Entrer dans l’univers mystérieux de Françoise Jaquet est un peu comme parcourir les pages d’un livre écrit dans une langue oubliée. On y retrouve des formes connues que l’artiste a sorties de leur contexte pour en révéler la plasticité et leur conférer une signification nouvelle. A l’aide de branches, lichens, bois, racines, papiers gaufré, palettes industrielles, Françoise Jaquet explore les limites entre l’intérieur et l’extérieur, le visible et l’invisible, le naturel et l’humain, la vision et l’illusion, la matière et la spiritualité. La rétrospective qui va lui être consacrée à la galerie la Ferme de la Chapelle en mars est l’occasion de montrer la grande diversité de cette production artistique qu’il est difficile de cataloguer dans un courant particulier.

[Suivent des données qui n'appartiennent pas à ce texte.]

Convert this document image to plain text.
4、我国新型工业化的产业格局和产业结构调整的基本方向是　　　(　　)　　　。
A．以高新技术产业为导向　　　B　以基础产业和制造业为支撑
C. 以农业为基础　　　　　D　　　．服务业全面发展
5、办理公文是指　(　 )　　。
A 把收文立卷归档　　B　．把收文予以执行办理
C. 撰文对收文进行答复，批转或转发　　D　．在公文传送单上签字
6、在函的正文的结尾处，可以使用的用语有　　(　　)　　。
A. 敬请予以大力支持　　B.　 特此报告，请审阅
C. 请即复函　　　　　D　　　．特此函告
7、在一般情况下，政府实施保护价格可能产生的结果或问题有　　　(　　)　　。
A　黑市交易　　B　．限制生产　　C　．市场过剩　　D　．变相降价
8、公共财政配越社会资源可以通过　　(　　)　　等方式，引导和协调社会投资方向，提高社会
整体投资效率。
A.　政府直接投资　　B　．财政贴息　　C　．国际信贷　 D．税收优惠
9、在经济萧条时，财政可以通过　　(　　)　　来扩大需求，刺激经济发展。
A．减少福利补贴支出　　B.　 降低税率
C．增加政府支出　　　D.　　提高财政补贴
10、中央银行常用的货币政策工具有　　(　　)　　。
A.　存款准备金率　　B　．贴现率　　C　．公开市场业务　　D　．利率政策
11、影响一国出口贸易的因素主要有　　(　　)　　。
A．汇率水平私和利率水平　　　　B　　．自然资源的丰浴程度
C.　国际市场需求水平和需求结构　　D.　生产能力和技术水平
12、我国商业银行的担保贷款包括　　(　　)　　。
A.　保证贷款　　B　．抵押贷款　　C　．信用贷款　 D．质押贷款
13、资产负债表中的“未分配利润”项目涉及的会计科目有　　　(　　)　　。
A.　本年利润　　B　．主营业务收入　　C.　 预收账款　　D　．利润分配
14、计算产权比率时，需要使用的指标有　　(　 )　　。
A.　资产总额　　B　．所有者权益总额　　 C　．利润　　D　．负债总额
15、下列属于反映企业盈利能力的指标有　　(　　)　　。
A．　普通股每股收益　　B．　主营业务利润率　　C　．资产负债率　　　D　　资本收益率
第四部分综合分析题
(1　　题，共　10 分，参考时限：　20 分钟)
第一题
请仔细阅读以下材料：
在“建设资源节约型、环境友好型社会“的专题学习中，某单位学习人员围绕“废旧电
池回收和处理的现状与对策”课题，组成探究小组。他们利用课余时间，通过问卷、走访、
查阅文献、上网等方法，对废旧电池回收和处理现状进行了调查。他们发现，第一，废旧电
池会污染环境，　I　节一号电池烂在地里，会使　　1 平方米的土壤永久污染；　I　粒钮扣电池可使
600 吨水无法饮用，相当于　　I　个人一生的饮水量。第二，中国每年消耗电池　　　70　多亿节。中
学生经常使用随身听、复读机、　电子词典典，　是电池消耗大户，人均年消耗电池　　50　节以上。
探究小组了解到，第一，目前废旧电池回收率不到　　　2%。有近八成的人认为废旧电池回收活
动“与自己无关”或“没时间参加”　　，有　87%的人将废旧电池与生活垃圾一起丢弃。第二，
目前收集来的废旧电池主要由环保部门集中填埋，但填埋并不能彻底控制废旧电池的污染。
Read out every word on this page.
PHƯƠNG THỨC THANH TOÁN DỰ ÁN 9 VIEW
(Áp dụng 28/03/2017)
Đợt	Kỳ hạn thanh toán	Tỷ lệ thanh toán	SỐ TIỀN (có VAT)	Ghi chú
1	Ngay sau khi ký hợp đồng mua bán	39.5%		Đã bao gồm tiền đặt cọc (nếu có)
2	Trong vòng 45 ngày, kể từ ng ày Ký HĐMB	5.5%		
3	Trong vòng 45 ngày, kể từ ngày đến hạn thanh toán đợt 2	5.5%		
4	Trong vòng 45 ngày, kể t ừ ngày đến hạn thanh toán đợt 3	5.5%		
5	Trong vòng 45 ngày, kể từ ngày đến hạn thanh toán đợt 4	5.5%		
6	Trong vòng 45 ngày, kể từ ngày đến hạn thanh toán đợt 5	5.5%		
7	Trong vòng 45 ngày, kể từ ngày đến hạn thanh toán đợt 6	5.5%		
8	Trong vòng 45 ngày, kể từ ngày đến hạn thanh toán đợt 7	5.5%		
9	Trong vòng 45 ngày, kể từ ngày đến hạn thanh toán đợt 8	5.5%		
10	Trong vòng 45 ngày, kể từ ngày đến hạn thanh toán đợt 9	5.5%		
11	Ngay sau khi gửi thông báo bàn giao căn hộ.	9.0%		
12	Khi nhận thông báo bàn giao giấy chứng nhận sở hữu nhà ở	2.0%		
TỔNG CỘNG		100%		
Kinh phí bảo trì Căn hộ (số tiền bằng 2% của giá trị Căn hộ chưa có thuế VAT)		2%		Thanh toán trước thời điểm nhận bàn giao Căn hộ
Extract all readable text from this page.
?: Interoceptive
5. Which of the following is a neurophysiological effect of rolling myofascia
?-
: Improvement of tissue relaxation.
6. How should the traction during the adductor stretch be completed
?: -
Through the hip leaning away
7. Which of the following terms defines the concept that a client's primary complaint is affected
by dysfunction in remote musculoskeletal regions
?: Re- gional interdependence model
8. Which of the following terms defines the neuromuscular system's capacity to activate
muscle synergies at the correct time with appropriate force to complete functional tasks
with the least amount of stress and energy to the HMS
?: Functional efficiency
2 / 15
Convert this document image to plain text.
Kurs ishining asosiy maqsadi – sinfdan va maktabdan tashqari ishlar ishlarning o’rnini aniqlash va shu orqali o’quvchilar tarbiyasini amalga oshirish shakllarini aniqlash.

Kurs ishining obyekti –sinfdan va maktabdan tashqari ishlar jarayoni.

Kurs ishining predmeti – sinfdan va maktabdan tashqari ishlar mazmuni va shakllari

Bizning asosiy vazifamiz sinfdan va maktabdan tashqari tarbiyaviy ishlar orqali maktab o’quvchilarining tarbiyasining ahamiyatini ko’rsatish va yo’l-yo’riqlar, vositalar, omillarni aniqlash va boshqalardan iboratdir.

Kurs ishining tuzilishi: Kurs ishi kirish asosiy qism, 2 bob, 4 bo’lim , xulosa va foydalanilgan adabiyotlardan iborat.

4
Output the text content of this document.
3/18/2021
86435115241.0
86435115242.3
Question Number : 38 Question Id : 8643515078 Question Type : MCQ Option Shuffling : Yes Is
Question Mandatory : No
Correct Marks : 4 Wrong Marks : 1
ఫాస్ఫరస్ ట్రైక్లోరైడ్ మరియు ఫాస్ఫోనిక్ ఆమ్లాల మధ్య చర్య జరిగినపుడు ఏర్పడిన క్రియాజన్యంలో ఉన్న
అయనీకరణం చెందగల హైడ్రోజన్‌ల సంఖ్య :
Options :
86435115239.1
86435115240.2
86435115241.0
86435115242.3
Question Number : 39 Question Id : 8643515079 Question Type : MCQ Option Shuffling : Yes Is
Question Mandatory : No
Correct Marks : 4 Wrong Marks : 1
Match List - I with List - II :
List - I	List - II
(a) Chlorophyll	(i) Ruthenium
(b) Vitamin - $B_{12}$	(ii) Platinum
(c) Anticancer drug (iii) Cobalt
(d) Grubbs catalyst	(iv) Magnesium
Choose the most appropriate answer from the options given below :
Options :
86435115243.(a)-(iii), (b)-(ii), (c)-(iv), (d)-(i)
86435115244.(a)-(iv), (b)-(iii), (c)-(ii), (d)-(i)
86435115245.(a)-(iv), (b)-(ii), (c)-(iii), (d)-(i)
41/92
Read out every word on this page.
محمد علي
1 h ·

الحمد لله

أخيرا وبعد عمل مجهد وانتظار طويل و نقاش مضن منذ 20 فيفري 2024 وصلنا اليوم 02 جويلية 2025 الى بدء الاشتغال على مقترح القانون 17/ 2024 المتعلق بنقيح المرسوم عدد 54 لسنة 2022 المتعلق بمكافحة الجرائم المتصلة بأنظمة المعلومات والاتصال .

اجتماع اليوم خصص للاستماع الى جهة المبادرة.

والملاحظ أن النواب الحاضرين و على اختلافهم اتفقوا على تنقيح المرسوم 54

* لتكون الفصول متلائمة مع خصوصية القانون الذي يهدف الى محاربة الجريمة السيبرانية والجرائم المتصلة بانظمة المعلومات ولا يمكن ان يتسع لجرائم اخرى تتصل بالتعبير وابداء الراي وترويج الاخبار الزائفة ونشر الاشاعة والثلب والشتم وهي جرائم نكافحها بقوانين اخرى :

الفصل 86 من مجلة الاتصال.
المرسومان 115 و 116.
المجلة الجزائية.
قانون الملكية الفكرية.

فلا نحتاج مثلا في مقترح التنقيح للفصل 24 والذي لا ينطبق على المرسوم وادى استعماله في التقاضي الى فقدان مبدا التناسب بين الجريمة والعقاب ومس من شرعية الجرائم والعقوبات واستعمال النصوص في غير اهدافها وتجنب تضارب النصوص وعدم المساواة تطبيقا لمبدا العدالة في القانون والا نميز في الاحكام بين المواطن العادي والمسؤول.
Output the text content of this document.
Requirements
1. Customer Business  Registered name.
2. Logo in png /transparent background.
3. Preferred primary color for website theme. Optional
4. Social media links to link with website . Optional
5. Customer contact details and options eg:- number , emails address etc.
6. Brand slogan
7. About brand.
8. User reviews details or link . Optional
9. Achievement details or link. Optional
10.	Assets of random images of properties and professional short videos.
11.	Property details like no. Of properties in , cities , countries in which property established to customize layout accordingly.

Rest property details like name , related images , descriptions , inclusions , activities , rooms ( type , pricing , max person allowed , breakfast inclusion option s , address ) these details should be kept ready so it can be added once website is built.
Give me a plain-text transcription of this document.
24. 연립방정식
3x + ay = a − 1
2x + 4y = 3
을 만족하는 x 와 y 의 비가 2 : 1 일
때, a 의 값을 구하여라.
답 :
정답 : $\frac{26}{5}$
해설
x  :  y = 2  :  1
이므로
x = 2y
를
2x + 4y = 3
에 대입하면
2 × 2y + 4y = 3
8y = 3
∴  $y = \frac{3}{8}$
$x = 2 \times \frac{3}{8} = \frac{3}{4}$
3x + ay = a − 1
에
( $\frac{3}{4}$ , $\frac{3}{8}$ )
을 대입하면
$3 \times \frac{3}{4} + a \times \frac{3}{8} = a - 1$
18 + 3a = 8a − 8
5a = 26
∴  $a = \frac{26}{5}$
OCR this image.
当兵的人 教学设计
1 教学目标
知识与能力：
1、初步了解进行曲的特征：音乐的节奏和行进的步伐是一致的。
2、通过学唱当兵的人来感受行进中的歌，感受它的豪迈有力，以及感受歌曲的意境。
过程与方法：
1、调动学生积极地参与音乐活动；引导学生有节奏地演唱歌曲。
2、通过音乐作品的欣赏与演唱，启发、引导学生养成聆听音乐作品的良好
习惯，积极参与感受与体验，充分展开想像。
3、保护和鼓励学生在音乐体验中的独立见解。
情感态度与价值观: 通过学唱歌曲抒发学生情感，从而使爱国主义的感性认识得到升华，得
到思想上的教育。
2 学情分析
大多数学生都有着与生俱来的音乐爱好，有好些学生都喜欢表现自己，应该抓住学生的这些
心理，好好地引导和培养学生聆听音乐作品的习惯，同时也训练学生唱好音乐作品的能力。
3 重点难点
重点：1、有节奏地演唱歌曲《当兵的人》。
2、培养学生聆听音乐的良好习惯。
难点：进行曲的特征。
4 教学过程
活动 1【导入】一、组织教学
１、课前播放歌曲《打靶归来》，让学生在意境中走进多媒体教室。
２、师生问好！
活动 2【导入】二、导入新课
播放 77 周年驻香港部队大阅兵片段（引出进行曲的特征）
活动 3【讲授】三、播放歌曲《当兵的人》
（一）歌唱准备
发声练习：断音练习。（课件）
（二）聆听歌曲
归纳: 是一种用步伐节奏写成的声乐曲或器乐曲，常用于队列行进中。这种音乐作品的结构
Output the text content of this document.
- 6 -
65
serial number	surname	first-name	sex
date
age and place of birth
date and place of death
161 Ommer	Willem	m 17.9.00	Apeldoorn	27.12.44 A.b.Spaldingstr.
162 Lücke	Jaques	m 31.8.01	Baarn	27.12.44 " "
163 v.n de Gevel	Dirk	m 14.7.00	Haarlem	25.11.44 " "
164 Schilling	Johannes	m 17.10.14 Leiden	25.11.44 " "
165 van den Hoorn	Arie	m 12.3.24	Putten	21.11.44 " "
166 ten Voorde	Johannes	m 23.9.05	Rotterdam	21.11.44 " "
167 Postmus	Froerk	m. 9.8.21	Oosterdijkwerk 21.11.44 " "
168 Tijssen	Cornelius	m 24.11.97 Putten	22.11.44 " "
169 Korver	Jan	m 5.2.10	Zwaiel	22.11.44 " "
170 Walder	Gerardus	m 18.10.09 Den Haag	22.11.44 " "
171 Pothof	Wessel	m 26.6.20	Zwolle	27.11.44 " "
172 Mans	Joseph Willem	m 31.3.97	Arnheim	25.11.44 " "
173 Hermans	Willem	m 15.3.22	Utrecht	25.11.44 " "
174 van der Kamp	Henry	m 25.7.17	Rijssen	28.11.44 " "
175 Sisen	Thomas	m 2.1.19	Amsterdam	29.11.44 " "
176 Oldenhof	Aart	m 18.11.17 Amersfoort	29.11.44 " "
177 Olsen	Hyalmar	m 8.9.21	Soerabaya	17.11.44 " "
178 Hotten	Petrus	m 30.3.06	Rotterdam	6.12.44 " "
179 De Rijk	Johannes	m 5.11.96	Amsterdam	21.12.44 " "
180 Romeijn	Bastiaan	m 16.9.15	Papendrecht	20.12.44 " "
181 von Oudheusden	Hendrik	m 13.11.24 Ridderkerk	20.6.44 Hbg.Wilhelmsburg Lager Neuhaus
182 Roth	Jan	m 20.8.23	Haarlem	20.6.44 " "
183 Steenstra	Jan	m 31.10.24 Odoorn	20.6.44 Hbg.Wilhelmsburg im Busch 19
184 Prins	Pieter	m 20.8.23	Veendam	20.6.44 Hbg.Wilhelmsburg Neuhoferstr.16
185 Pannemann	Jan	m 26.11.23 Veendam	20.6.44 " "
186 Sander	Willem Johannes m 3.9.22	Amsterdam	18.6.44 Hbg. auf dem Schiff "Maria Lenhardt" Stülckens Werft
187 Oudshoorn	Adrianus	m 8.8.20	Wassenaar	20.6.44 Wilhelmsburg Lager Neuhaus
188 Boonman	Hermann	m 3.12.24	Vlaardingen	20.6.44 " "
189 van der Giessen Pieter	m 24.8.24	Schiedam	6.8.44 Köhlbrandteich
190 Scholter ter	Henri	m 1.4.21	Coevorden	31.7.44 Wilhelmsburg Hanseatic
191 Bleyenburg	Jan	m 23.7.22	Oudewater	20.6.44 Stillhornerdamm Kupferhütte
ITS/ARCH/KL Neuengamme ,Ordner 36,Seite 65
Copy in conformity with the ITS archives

Des premiers marbres, blancs ou polychromes, jusqu’aux grands kaléidoscopes aux couleurs tournoyantes, son travail semble s’être peu à peu développé vers la transparence et la légèreté, tandis que le bois sous toutes les formes, fibres, racines, buissons ou papier, semble finalement s’être imposé comme seul support capable de répondre à ses nombreux questionnements. L’un des aspects les plus intéressants de ces œuvres réside dans le précaire équilibre entre la matière primordiale brute, la perfection des formes et le travail manuel laissé volontairement apparent. Par le geste artistique qui flirte avec l’artisanal, l’objet est sorti de son contexte et révèle sa beauté ainsi qu’une signification insoupçonnée. Sous les doigts de l’artiste, les racines s’unissent pour créer des cœurs palpitants et les papiers gaufrés prennent l’allure illusoirement pesante des bouches d’égout dont ils sont l’empreinte. Ailleurs, des pyramides de branchages révèlent leur structure intérieure tout en opposant la parfaite géométrie des formes à l’aspect imprécis du travail manuel. Toute une partie de la production artistique de Françoise Jaquet est constituée de petits objets au crochet qui semblent issus d’une improbable encyclopédie de botanique surréaliste. L’illusion marque également la série des palettes industrielles dont les planches ont été sciées par endroits, décorées de miroirs et de néons qui en font des sortes de fenêtres ouvertes sur de mystérieuses profondeurs illuminées de l’intérieur.

Ce monde dont la couleur apparaît et disparaît au fil des créations nous rappelle des temps oubliés où l’homme n’avait pas encore coupé le fil fragile qui lui permettait de communiquer avec la nature. L’artiste tente de le renouer, dans un langage nouveau qui fait se rejoindre l’ancestral et le moderne. / N. K.